OMAHA (DTN) -- The future of the 2015 waters of the United States, or WOTUS, rule may be decided in a district court in Georgia, as the American Farm Bureau Federation and supporters of the Obama-era rule have asked a court there to decide on its merits.
For the past three years, the WOTUS rule has been hung up by dozens of lawsuits and legal procedures across the country, but now a court has been asked to rule on the constitutionality of WOTUS.
This summer, the AFBF filed a motion for summary judgement, asking the U.S. District Court for the Southern District of Georgia to invalidate the rule, claiming it was unconstitutional and violated the administrative procedures act.

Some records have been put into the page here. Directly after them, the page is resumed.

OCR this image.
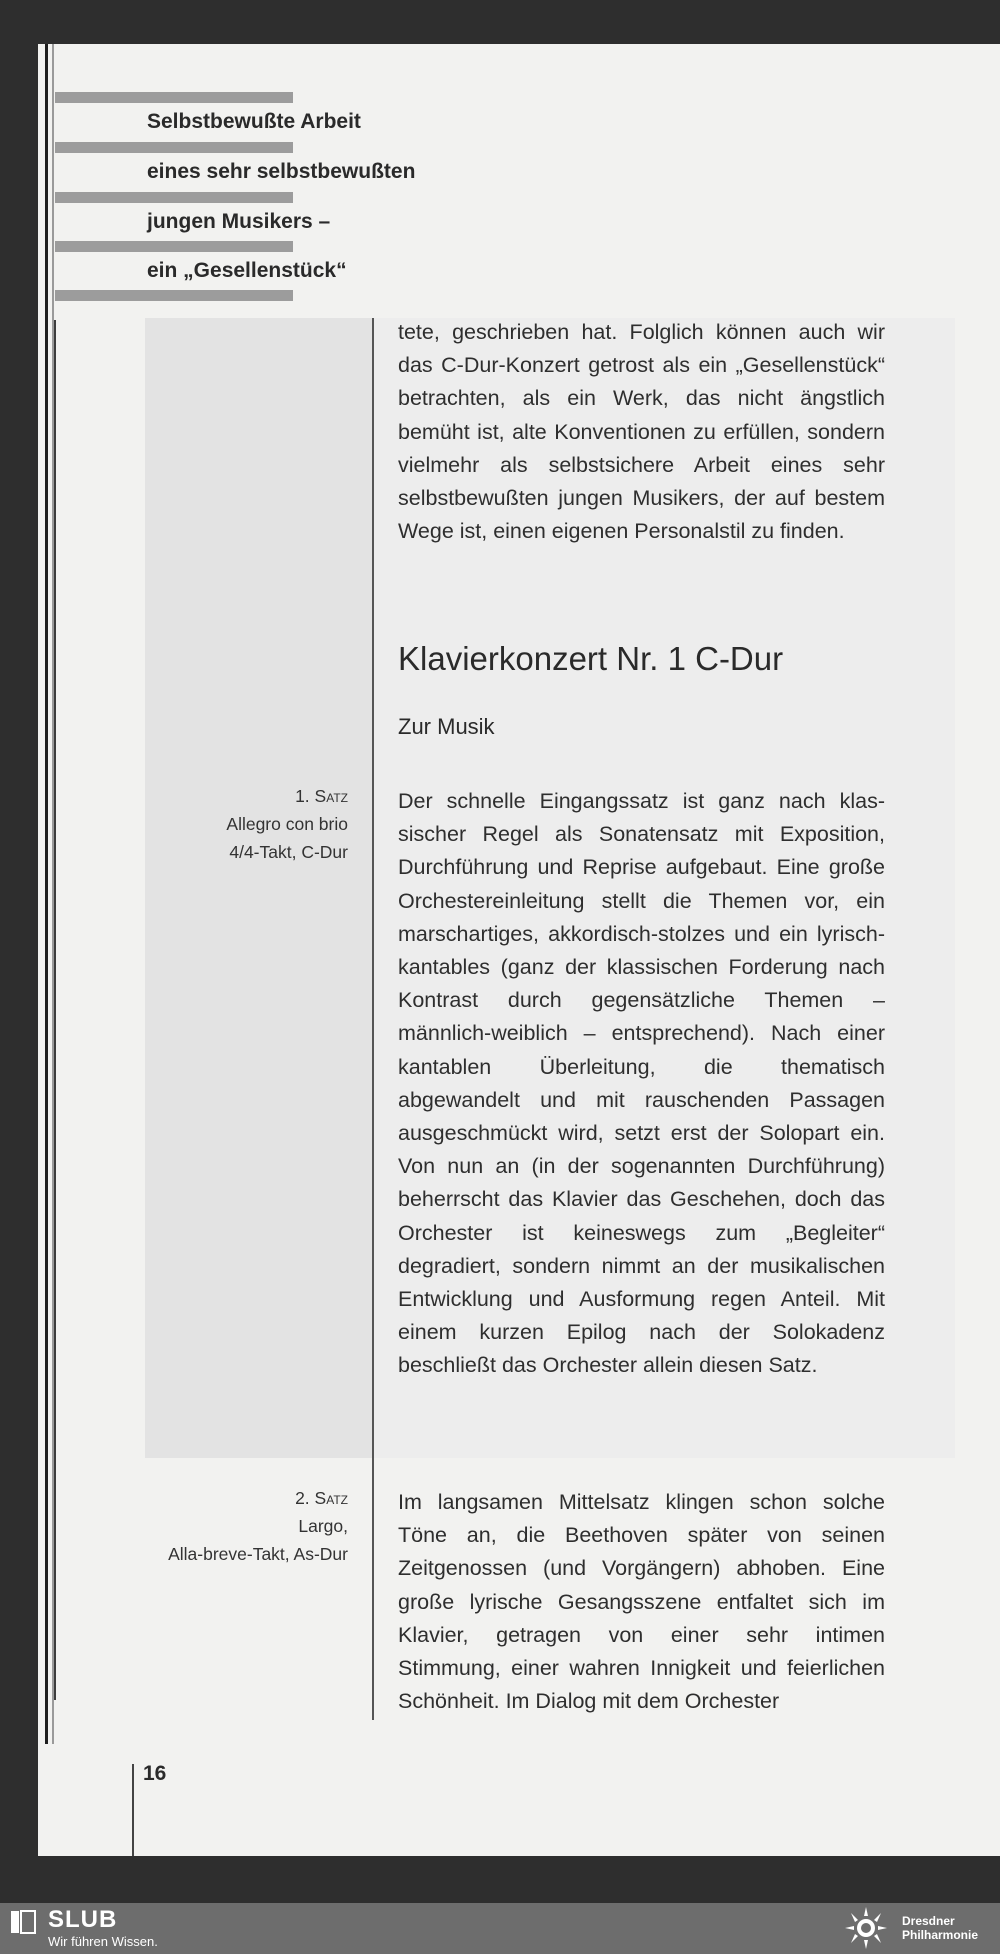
Selbstbewußte Arbeit
eines sehr selbstbewußten
jungen Musikers –
ein „Gesellenstück“

tete, geschrieben hat. Folglich können auch wir das C-Dur-Konzert getrost als ein „Gesellenstück“ betrachten, als ein Werk, das nicht ängstlich bemüht ist, alte Konventionen zu erfüllen, sondern vielmehr als selbstsichere Arbeit eines sehr selbstbewußten jungen Musikers, der auf bestem Wege ist, einen eigenen Personalstil zu finden.

Klavierkonzert Nr. 1 C-Dur
Zur Musik
1. Satz
Allegro con brio
4/4-Takt, C-Dur

Der schnelle Eingangssatz ist ganz nach klassischer Regel als Sonatensatz mit Exposition, Durchführung und Reprise aufgebaut. Eine große Orchestereinleitung stellt die Themen vor, ein marschartiges, akkordisch-stolzes und ein lyrisch-kantables (ganz der klassischen Forderung nach Kontrast durch gegensätzliche Themen – männlich-weiblich – entsprechend). Nach einer kantablen Überleitung, die thematisch abgewandelt und mit rauschenden Passagen ausgeschmückt wird, setzt erst der Solopart ein. Von nun an (in der sogenannten Durchführung) beherrscht das Klavier das Geschehen, doch das Orchester ist keineswegs zum „Begleiter“ degradiert, sondern nimmt an der musikalischen Entwicklung und Ausformung regen Anteil. Mit einem kurzen Epilog nach der Solokadenz beschließt das Orchester allein diesen Satz.

2. Satz
Largo,
Alla-breve-Takt, As-Dur

Im langsamen Mittelsatz klingen schon solche Töne an, die Beethoven später von seinen Zeitgenossen (und Vorgängern) abhoben. Eine große lyrische Gesangsszene entfaltet sich im Klavier, getragen von einer sehr intimen Stimmung, einer wahren Innigkeit und feierlichen Schönheit. Im Dialog mit dem Orchester

16
SLUB
Wir führen Wissen.
Dresdner
Philharmonie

On behalf of the National Wildlife Federation and One Hundred Miles, the Southern Environmental Law Center filed a motion for summary judgement this week, arguing in favor of the 2015 rule based on the science used in drafting the rule.
A motion for summary judgement asks a court to issue a ruling based on agreed-upon facts in a case.
"No one seriously disputes that Justice (Anthony) Kennedy held that waters are covered under the Clean Water Act if they have a 'significant nexus' to primary waters," the latest motion said.
"The question, then, is whether the agencies had a sufficient scientific basis for identifying waters under the Clean Water Rule as having a 'significant nexus' -- as defined by Justice Kennedy -- to primary waters. The agencies' position that they did is supported by more than 1,200 scientific publications and confirmed by 27 of the nation's top scientists, among other things."
Earlier this summer, the AFBF asked the Georgia court to throw out the rule. The group argued the rule expands federal authority over waters beyond what the Clean Water Act allows and is unconstitutional. In addition, AFBF argues EPA violated the Administrative Procedures Act by not reopening a public comment period after making "fundamental changes to the proposed rule and withheld the key scientific report on which the rule rested until after the comment period closed."
After the U.S. Supreme Court ruled legal challenges to the rule belong at the district court level, district court cases previously on hold resumed. A national stay on the rule expired when the Supreme Court rendered its decision.
A number of court and government actions have been taken this year on the WOTUS rule, including:
-- In January 2018, the EPA finalized a rule to delay the 2015 rule by two years to allow for an agency rewrite.
-- In February, attorneys general in 10 states sued EPA alleging the rule to delay was unlawful.
-- Also in February, the AFBF and other agriculture groups asked a court in Texas for a national preliminary injunction to prevent the 2015 rule from taking effect.
-- In June, the same district court in Georgia issued a preliminary injunction against WOTUS in 11 states.
-- In August, a federal judge in the U.S. District Court for the District of South Carolina ruled EPA did not follow the Administrative Procedures Act in finalizing its rule to delay the 2015 WOTUS for two years. As a result, the rule took effect in 26 states. That meant the rule was on hold in 24 states.
-- Also in August, the AFBF asked an appeals court in Virginia to stay the ruling in South Carolina.
-- At the end of August, the AFBF asked the Georgia court to issue a national injunction to prevent the 2015 rule from taking effect.
-- After a series of additional court actions, the rule now is in effect in 22 states and on hold in 28.